Майор в недоумении обернулся к ней.

— Я — вашу мачеху?

— Да. Хелен Кеннеди, по мужу Хэллидей.

— А, понятно, — сказал он и надолго умолк. Он неотрывно смотрел на залитую солнцем лужайку, но вряд ли видел ее Забытая сигарета тлела в его руке. И хотя не было сказано ни слова, от его локтя, едва касавшегося ее руки, и от всей его неестественно застывшей фигуры на Гвенду повеяло давней незаживающей болью.

Наконец, словно отвечая на вопрос самому себе, он сказал:

— Стало быть, письма.

Гвенда ничего не ответила.

— Я и писал-то ей раза два-три, не больше. Она сказала, что сожгла их, — но разве женщины сжигают письма?.. И вот теперь они попали в ваши руки. И вы хотите все знать.

— Я хочу больше узнать о ней. Я… очень ее любила — хотя, конечно, я была еще совсем маленькая, когда она уехала.

— Так она уехала?

— А вы разве этого не знаете?

Он взглянул на нее с непритворным удивлением.

— Я ничего о ней не знаю — после того месяца в Дилмуте.

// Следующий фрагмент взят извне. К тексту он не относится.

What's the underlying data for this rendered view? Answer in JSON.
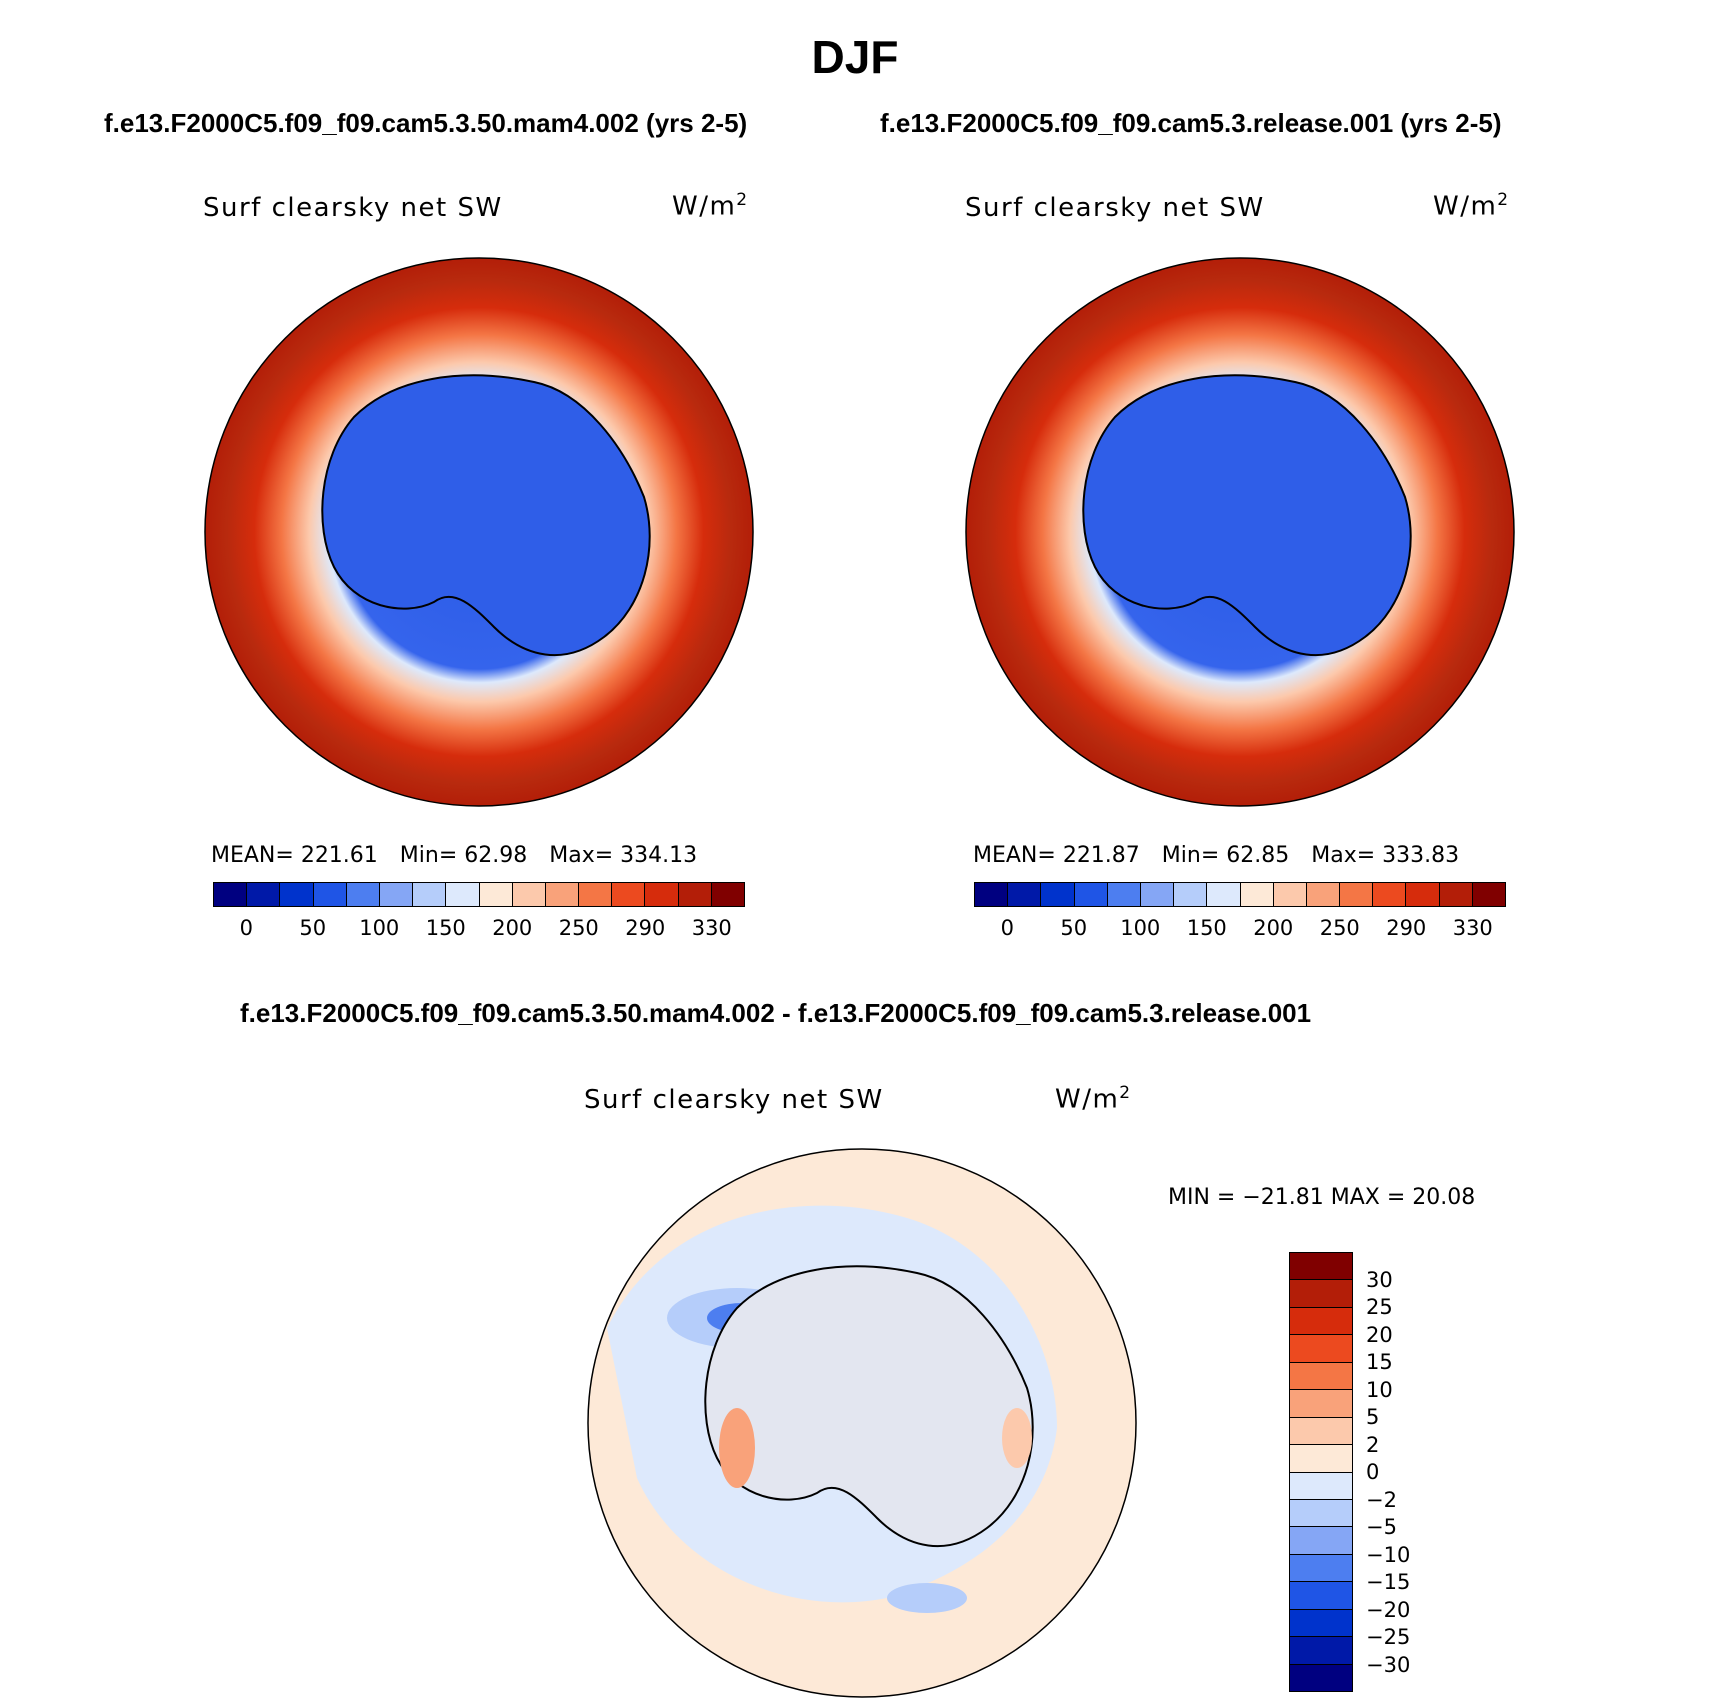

— И не знаете, где она сейчас?

— Понятия не имею. Ведь прошло уже столько лет. Все давным-давно кончено — и забыто.

— Да? Забыто?..

Он грустновато улыбнулся.

— Возможно, и не забыто… Вы очень проницательны, миссис Рид. Но расскажите мне лучше, что вам известно о ней. Надеюсь, она не… Надеюсь, она жива?

Откуда-то налетел прохладный ветерок, на скамейке стало зябко, но ветерок стих, и неприятное ощущение прошло.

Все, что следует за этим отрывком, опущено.